Cursed.

Cursed to wander this earth...

Bald, average height, dishwater blue eyes, most of my own teeth. Immortal. Or at least… I haven’t carked it yet. And I’ve been alive since 1908. Maybe my organs are pickled in overproof rum. Or maybe the tiki I picked up from a remote (sunken) Polynesian island has something to do with it. 
My story begins in earnest in 1938, on a mission – part archeological, part bootlegging run – down in the South Seas. It was an uneasy time, just before Germany made advances into Czechoslovakia, like walking an electric wire with wet flip-flops on – but frankly, if you were travelled and knew the right people, anything seemed possible.
vintage tiki bar, with barman and three girls
My local, back in the day...

I’d been running ‘artifacts’ out of Bora Gora in my old seaplane. With my buddy Corky by my side and my trusty mutt Jack, we had a good gig going… and then we were introduced to a contact. A Doctor no less. Keen to keep a low profile, he was looking for a relic purportedly from the lost city of R’lyeh, and required transport, a dashing sidekick and a ready supply of rubbing alcohol. (And no, you can’t drink that stuff, it will literally make you go blind. Literally. Even if you do add a healthy dash of lime and brown sugar. Just don’t).

Black and white Mifflin advert

To cut a long story short: 

Seaplane crashes.

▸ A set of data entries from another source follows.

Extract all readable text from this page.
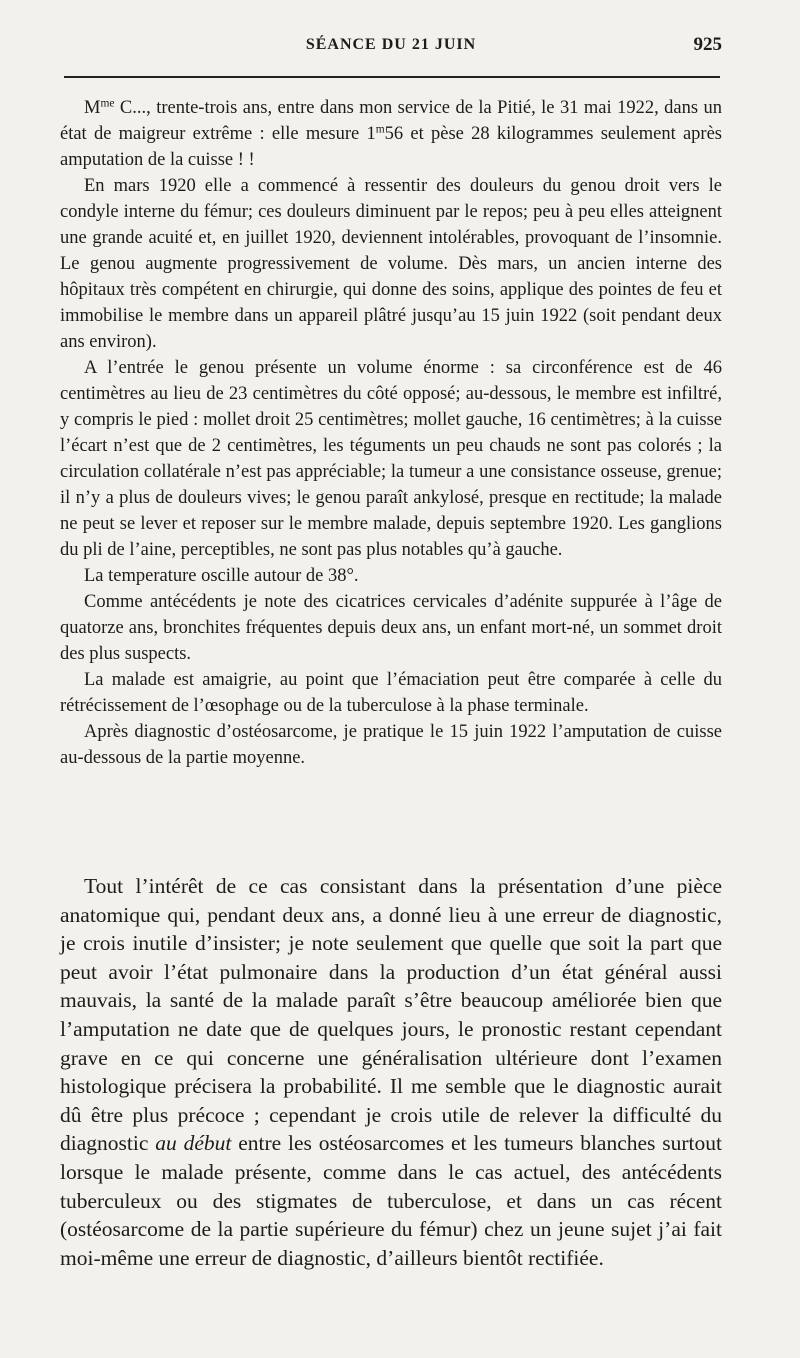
SÉANCE DU 21 JUIN	925

$M^{me}$ C..., trente-trois ans, entre dans mon service de la Pitié, le 31 mai 1922, dans un état de maigreur extrême : elle mesure 1$^m$56 et pèse 28 kilogrammes seulement après amputation de la cuisse ! !

En mars 1920 elle a commencé à ressentir des douleurs du genou droit vers le condyle interne du fémur; ces douleurs diminuent par le repos; peu à peu elles atteignent une grande acuité et, en juillet 1920, deviennent intolérables, provoquant de l’insomnie. Le genou augmente progressivement de volume. Dès mars, un ancien interne des hôpitaux très compétent en chirurgie, qui donne des soins, applique des pointes de feu et immobilise le membre dans un appareil plâtré jusqu’au 15 juin 1922 (soit pendant deux ans environ).

A l’entrée le genou présente un volume énorme : sa circonférence est de 46 centimètres au lieu de 23 centimètres du côté opposé; au-dessous, le membre est infiltré, y compris le pied : mollet droit 25 centimètres; mollet gauche, 16 centimètres; à la cuisse l’écart n’est que de 2 centimètres, les téguments un peu chauds ne sont pas colorés ; la circulation collatérale n’est pas appréciable; la tumeur a une consistance osseuse, grenue; il n’y a plus de douleurs vives; le genou paraît ankylosé, presque en rectitude; la malade ne peut se lever et reposer sur le membre malade, depuis septembre 1920. Les ganglions du pli de l’aine, perceptibles, ne sont pas plus notables qu’à gauche.

La temperature oscille autour de 38°.

Comme antécédents je note des cicatrices cervicales d’adénite suppurée à l’âge de quatorze ans, bronchites fréquentes depuis deux ans, un enfant mort-né, un sommet droit des plus suspects.

La malade est amaigrie, au point que l’émaciation peut être comparée à celle du rétrécissement de l’œsophage ou de la tuberculose à la phase terminale.

Après diagnostic d’ostéosarcome, je pratique le 15 juin 1922 l’amputation de cuisse au-dessous de la partie moyenne.

Tout l’intérêt de ce cas consistant dans la présentation d’une pièce anatomique qui, pendant deux ans, a donné lieu à une erreur de diagnostic, je crois inutile d’insister; je note seulement que quelle que soit la part que peut avoir l’état pulmonaire dans la production d’un état général aussi mauvais, la santé de la malade paraît s’être beaucoup améliorée bien que l’amputation ne date que de quelques jours, le pronostic restant cependant grave en ce qui concerne une généralisation ultérieure dont l’examen histologique précisera la probabilité. Il me semble que le diagnostic aurait dû être plus précoce ; cependant je crois utile de relever la difficulté du diagnostic au début entre les ostéosarcomes et les tumeurs blanches surtout lorsque le malade présente, comme dans le cas actuel, des antécédents tuberculeux ou des stigmates de tuberculose, et dans un cas récent (ostéosarcome de la partie supérieure du fémur) chez un jeune sujet j’ai fait moi-même une erreur de diagnostic, d’ailleurs bientôt rectifiée.
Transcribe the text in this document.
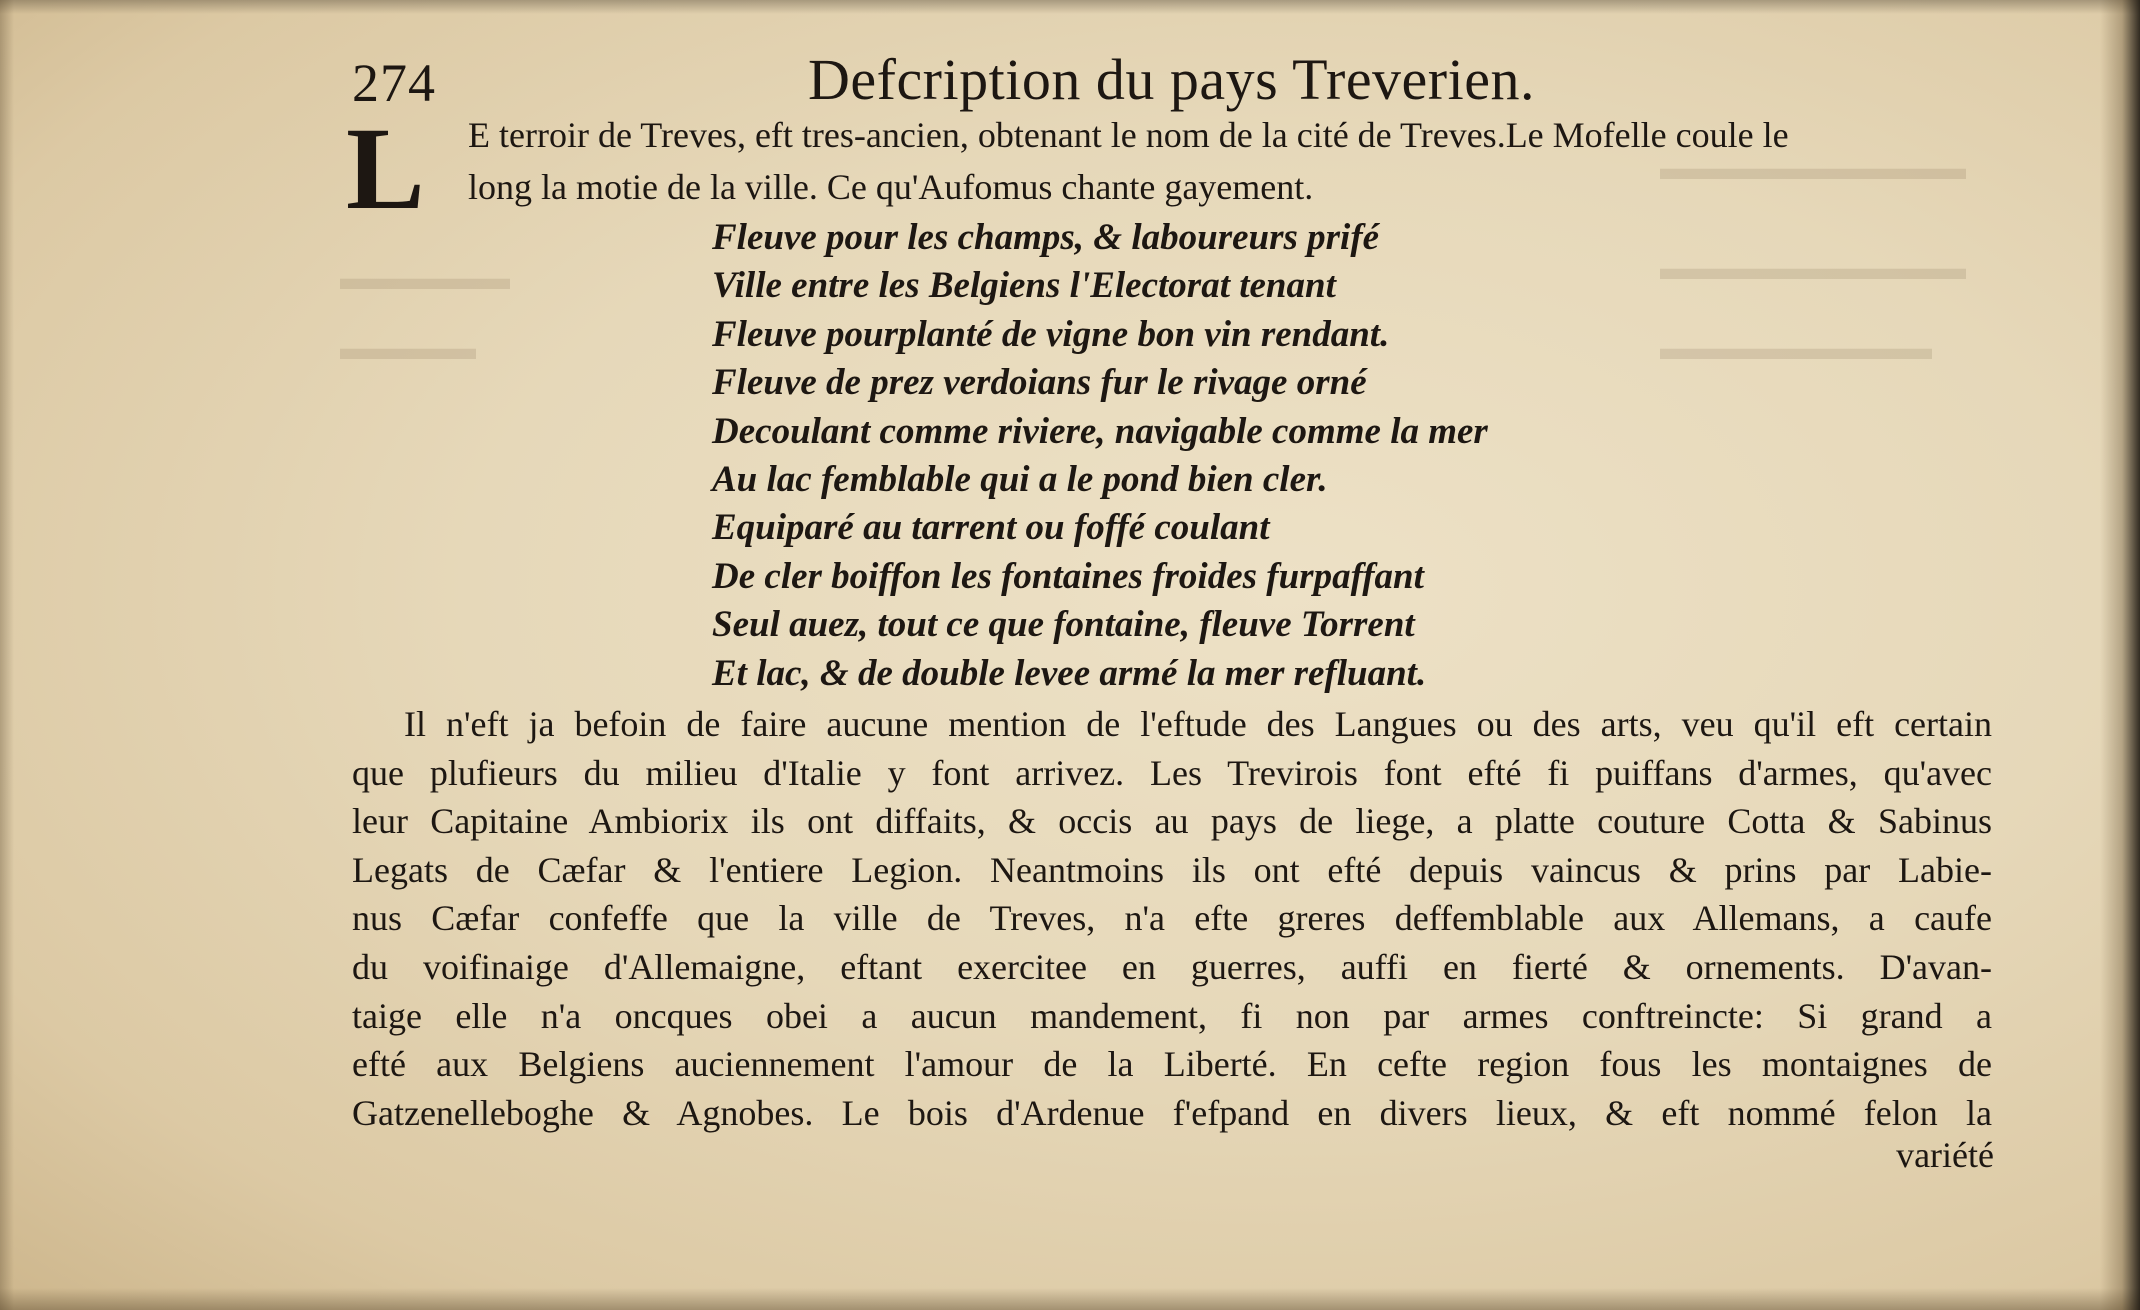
▬▬▬▬▬▬▬▬▬
▬▬▬▬▬▬▬▬▬
▬▬▬▬▬▬▬▬
▬▬▬▬▬
▬▬▬▬
274	Defcription du pays Treverien.
L E terroir de Treves, eft tres-ancien, obtenant le nom de la cité de Treves.Le Mofelle coule le
long la motie de la ville. Ce qu'Aufomus chante gayement.
Fleuve pour les champs, & laboureurs prifé
Ville entre les Belgiens l'Electorat tenant
Fleuve pourplanté de vigne bon vin rendant.
Fleuve de prez verdoians fur le rivage orné
Decoulant comme riviere, navigable comme la mer
Au lac femblable qui a le pond bien cler.
Equiparé au tarrent ou foffé coulant
De cler boiffon les fontaines froides furpaffant
Seul auez, tout ce que fontaine, fleuve Torrent
Et lac, & de double levee armé la mer refluant.
Il n'eft ja befoin de faire aucune mention de l'eftude des Langues ou des arts, veu qu'il eft certain
que plufieurs du milieu d'Italie y font arrivez. Les Trevirois font efté fi puiffans d'armes, qu'avec
leur Capitaine Ambiorix ils ont diffaits, & occis au pays de liege, a platte couture Cotta & Sabinus
Legats de Cæfar & l'entiere Legion. Neantmoins ils ont efté depuis vaincus & prins par Labie-
nus Cæfar confeffe que la ville de Treves, n'a efte greres deffemblable aux Allemans, a caufe
du voifinaige d'Allemaigne, eftant exercitee en guerres, auffi en fierté & ornements. D'avan-
taige elle n'a oncques obei a aucun mandement, fi non par armes conftreincte: Si grand a
efté aux Belgiens auciennement l'amour de la Liberté. En cefte region fous les montaignes de
Gatzenelleboghe & Agnobes. Le bois d'Ardenue f'efpand en divers lieux, & eft nommé felon la
variété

Jungle high-jinx ensue. Chased by bad guys. Volcanoes, traps, strange unearthly creatures. The good doctor finds his relic. I escape by the skin of my teeth, with a golden(ish) totem as part payment for my services. I say payment. What I mean is, I swiped it just before narrowly avoiding evisceration, perforation and a rather presumptuous unsought expiration. Damn right I was walking away with something!

And that’s when the fun began.

Vintage Tropical Holiday Resort
Sun, sea, palm trees and rum. What else do you need?

Little did I know the totem I’d acquired harboured the undying spirit of Mia ap Taloau, a raven haired, fiery eyed demigod. Her guardianship transferred with my… ownership. Along with endowing me with a seemingly indefinite life span, I’m able to call upon her knowledge at will. That and an exceedingly good back massage. But only on Tuesdays. If it’s a blood moon. To be honest there seem to be a lot of restrictions and sub-clauses. Look, it’s a good thing most of the time. 

Unfortunately, she could do absolutely nothing for my hairline. Oh well. At least I have a Tiki goddess at my beck and call. 

Sort of.

My name? It doesn’t matter. But know this, you’ve seen me before. Drinking a test run Mai Tai with Don, catching fish with Hunter down on the Kona coast, or sitting quietly in the corner of the Tiki-Ti during happy hour. And I expect you’ll see me again soon… but for now I’m leaving you in Mia’s capable (yet unnervingly warm) hands. 

This site is a manifestation of her earthly powers. Whatever Tiki knowledge you require, she will garner for you. Just make sure you ask nicely.